A book sat on the hallway table, opened facedown, next to his keys and wallet. A vision of him reading on a couch, and her curled up next to him flashed in her head, because what was sexier and more comfortable than that?

“Are you alone?” she asked. Her face heated with the understanding that she hadn’t planned this well. She was attracted to this man, and whenever she was around him, there was this push-and-pull electric charge that rendered her off-balance. And what if the girls were there, and she was this woman stranger coming to their father figure’s door so late at night like this was some booty call?

She flushed, hot all of a sudden, though she swallowed a fleeting thought of them together in bed.

“Yes, all by my lonesome.”

“You know what?
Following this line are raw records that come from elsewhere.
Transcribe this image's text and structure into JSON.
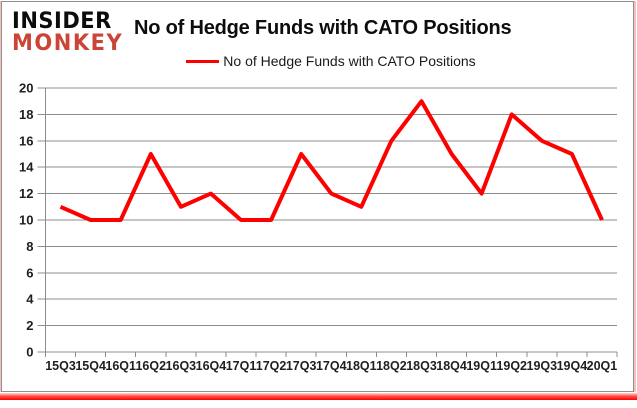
{
  "logo": {
    "line1": "INSIDER",
    "line2": "MONKEY"
  },
  "header": {
    "title": "No of Hedge Funds with CATO Positions"
  },
  "legend": {
    "label": "No of Hedge Funds with CATO Positions"
  },
  "colors": {
    "line": "#fe0000",
    "grid": "#8c8c8c",
    "axis_text": "#1f1f1f",
    "logo_accent": "#cb4437",
    "frame_border": "#8f8f8f",
    "bottom_bar": "#fe0000"
  },
  "chart_data": {
    "type": "line",
    "title": "No of Hedge Funds with CATO Positions",
    "categories": [
      "15Q3",
      "15Q4",
      "16Q1",
      "16Q2",
      "16Q3",
      "16Q4",
      "17Q1",
      "17Q2",
      "17Q3",
      "17Q4",
      "18Q1",
      "18Q2",
      "18Q3",
      "18Q4",
      "19Q1",
      "19Q2",
      "19Q3",
      "19Q4",
      "20Q1"
    ],
    "series": [
      {
        "name": "No of Hedge Funds with CATO Positions",
        "color": "#fe0000",
        "values": [
          11,
          10,
          10,
          15,
          11,
          12,
          10,
          10,
          15,
          12,
          11,
          16,
          19,
          15,
          12,
          18,
          16,
          15,
          10
        ]
      }
    ],
    "xlabel": "",
    "ylabel": "",
    "ylim": [
      0,
      20
    ],
    "ytick_step": 2,
    "grid": true,
    "legend_position": "top-center"
  }
}
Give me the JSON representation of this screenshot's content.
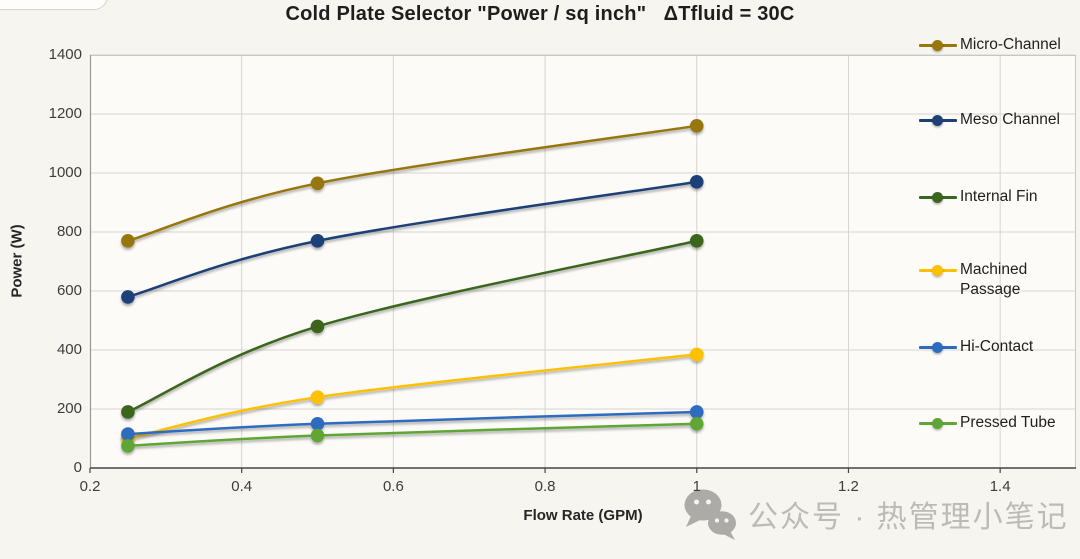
{
  "chart_data": {
    "type": "line",
    "title": "Cold Plate Selector  \"Power / sq inch\"   ΔTfluid = 30C",
    "xlabel": "Flow Rate (GPM)",
    "ylabel": "Power (W)",
    "x": [
      0.25,
      0.5,
      1.0
    ],
    "xlim": [
      0.2,
      1.5
    ],
    "ylim": [
      0,
      1400
    ],
    "x_ticks": [
      0.2,
      0.4,
      0.6,
      0.8,
      1,
      1.2,
      1.4
    ],
    "y_ticks": [
      0,
      200,
      400,
      600,
      800,
      1000,
      1200,
      1400
    ],
    "grid": true,
    "grid_color": "#d7d4cf",
    "background": "#f7f5f0",
    "plot_background": "#fcfbf8",
    "legend_position": "right-overlay",
    "series": [
      {
        "name": "Micro-Channel",
        "color": "#97760B",
        "values": [
          770,
          965,
          1160
        ]
      },
      {
        "name": "Meso Channel",
        "color": "#1F4077",
        "values": [
          580,
          770,
          970
        ]
      },
      {
        "name": "Internal Fin",
        "color": "#3A661F",
        "values": [
          190,
          480,
          770
        ]
      },
      {
        "name": "Machined Passage",
        "color": "#FFC000",
        "values": [
          100,
          240,
          385
        ]
      },
      {
        "name": "Hi-Contact",
        "color": "#2D6CC0",
        "values": [
          115,
          150,
          190
        ]
      },
      {
        "name": "Pressed Tube",
        "color": "#5FA636",
        "values": [
          75,
          110,
          150
        ]
      }
    ]
  },
  "watermark": {
    "text": "公众号 · 热管理小笔记",
    "icon": "wechat-icon",
    "color": "#b7b5b0"
  }
}
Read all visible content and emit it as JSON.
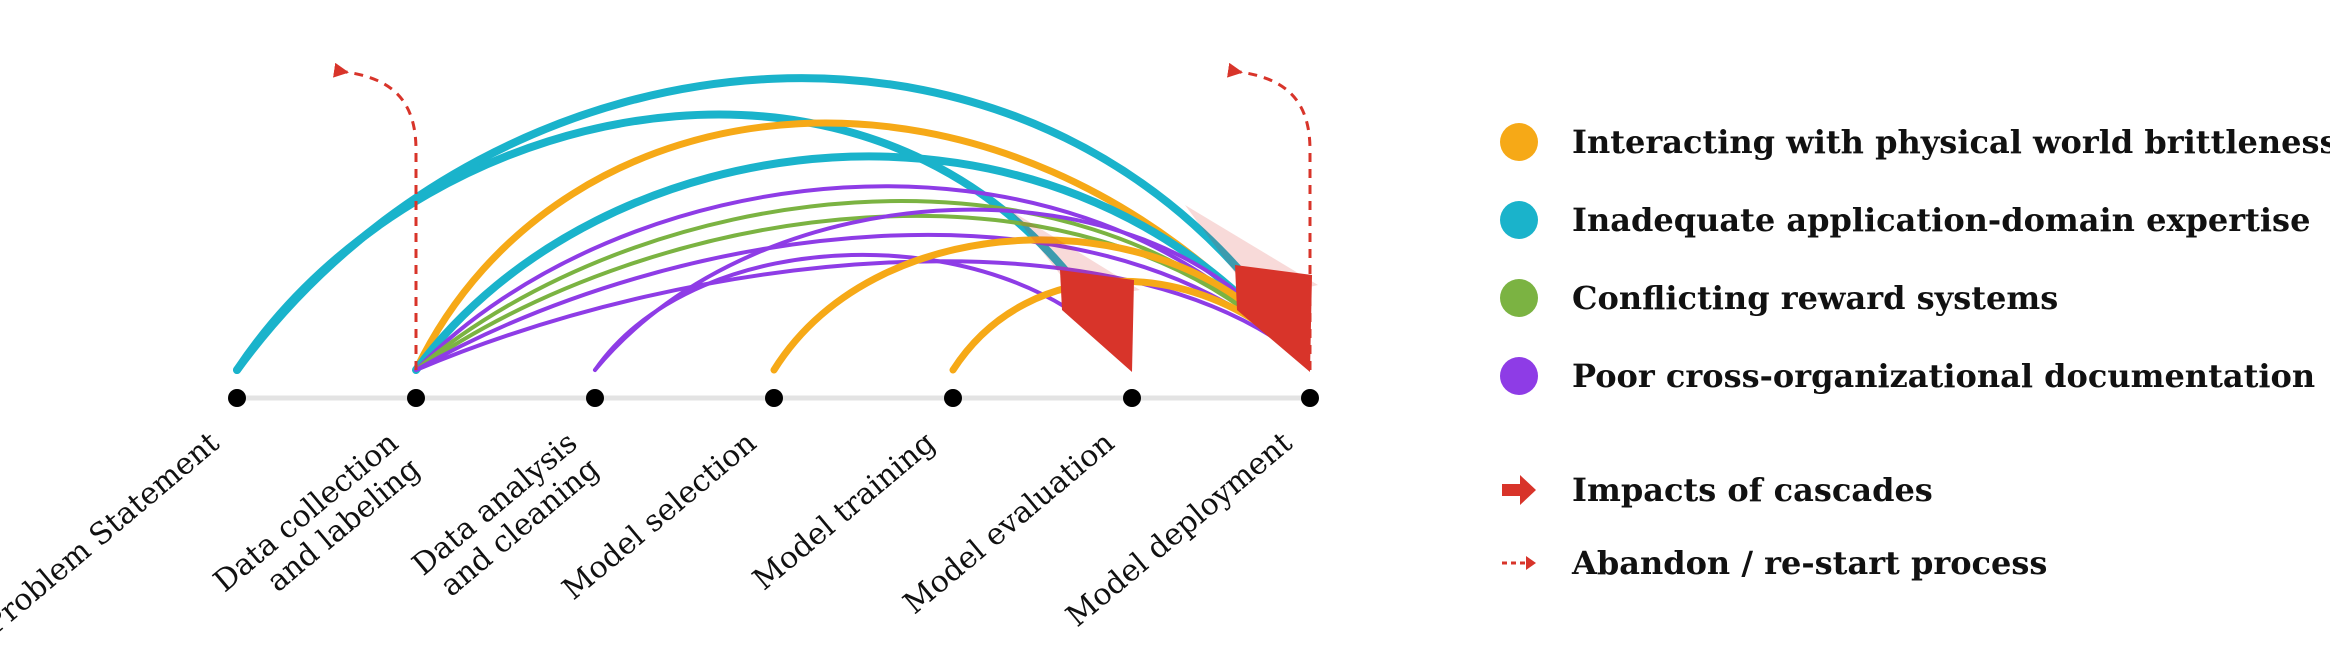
{
  "colors": {
    "physical": "#F6A917",
    "domain": "#1AB3CB",
    "reward": "#7BB342",
    "documentation": "#8E3CE6",
    "impact": "#D8342A",
    "restart": "#D8342A",
    "timeline": "#E3E3E3",
    "node": "#000000"
  },
  "stages": [
    {
      "line1": "Problem Statement",
      "line2": ""
    },
    {
      "line1": "Data collection",
      "line2": "and labeling"
    },
    {
      "line1": "Data analysis",
      "line2": "and cleaning"
    },
    {
      "line1": "Model selection",
      "line2": ""
    },
    {
      "line1": "Model training",
      "line2": ""
    },
    {
      "line1": "Model evaluation",
      "line2": ""
    },
    {
      "line1": "Model deployment",
      "line2": ""
    }
  ],
  "legend": {
    "items": [
      {
        "key": "physical",
        "label": "Interacting with physical world brittleness",
        "icon": "dot-icon"
      },
      {
        "key": "domain",
        "label": "Inadequate application-domain expertise",
        "icon": "dot-icon"
      },
      {
        "key": "reward",
        "label": "Conflicting reward systems",
        "icon": "dot-icon"
      },
      {
        "key": "documentation",
        "label": "Poor cross-organizational documentation",
        "icon": "dot-icon"
      }
    ],
    "impact_label": "Impacts of cascades",
    "restart_label": "Abandon / re-start process"
  },
  "cascades": [
    {
      "from": 0,
      "to": 5,
      "type": "domain"
    },
    {
      "from": 0,
      "to": 6,
      "type": "domain"
    },
    {
      "from": 1,
      "to": 6,
      "type": "physical"
    },
    {
      "from": 1,
      "to": 6,
      "type": "domain"
    },
    {
      "from": 1,
      "to": 6,
      "type": "documentation"
    },
    {
      "from": 1,
      "to": 6,
      "type": "reward"
    },
    {
      "from": 1,
      "to": 6,
      "type": "reward"
    },
    {
      "from": 1,
      "to": 6,
      "type": "documentation"
    },
    {
      "from": 1,
      "to": 6,
      "type": "documentation"
    },
    {
      "from": 2,
      "to": 6,
      "type": "documentation"
    },
    {
      "from": 2,
      "to": 5,
      "type": "documentation"
    },
    {
      "from": 3,
      "to": 6,
      "type": "physical"
    },
    {
      "from": 4,
      "to": 6,
      "type": "physical"
    }
  ],
  "restarts": [
    1,
    6
  ]
}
It’s late,” she said. “We can talk about this in the morning when we head out.” The next trip on her agenda was a Corregidor Island cruise and tour, which both Colette and Joshua would participate in. After, they’d planned to make another visit to Flora.

“Oh, no. You pulled me out of a dark night of the soul, so we might as well talk about it now.”

“A dark night of the soul?”

“The black moment?”

When she shook her head, he continued with a smirk.

“The climax of the book, when all is lost?”

She cackled. “I know what a black moment is, I just have never heard it called the dark night of the soul. That seems a little, I dunno … extra.” She unsuccessfully tried to keep a grin from slipping onto her face. The guy was a reader, as she was. Carlo hardly read, and aside from the medical journals he kept up with, he rarely picked up a book and had complained that her reading light was bothersome when he was trying to sleep.

He frowned. “Are you making fun of me?”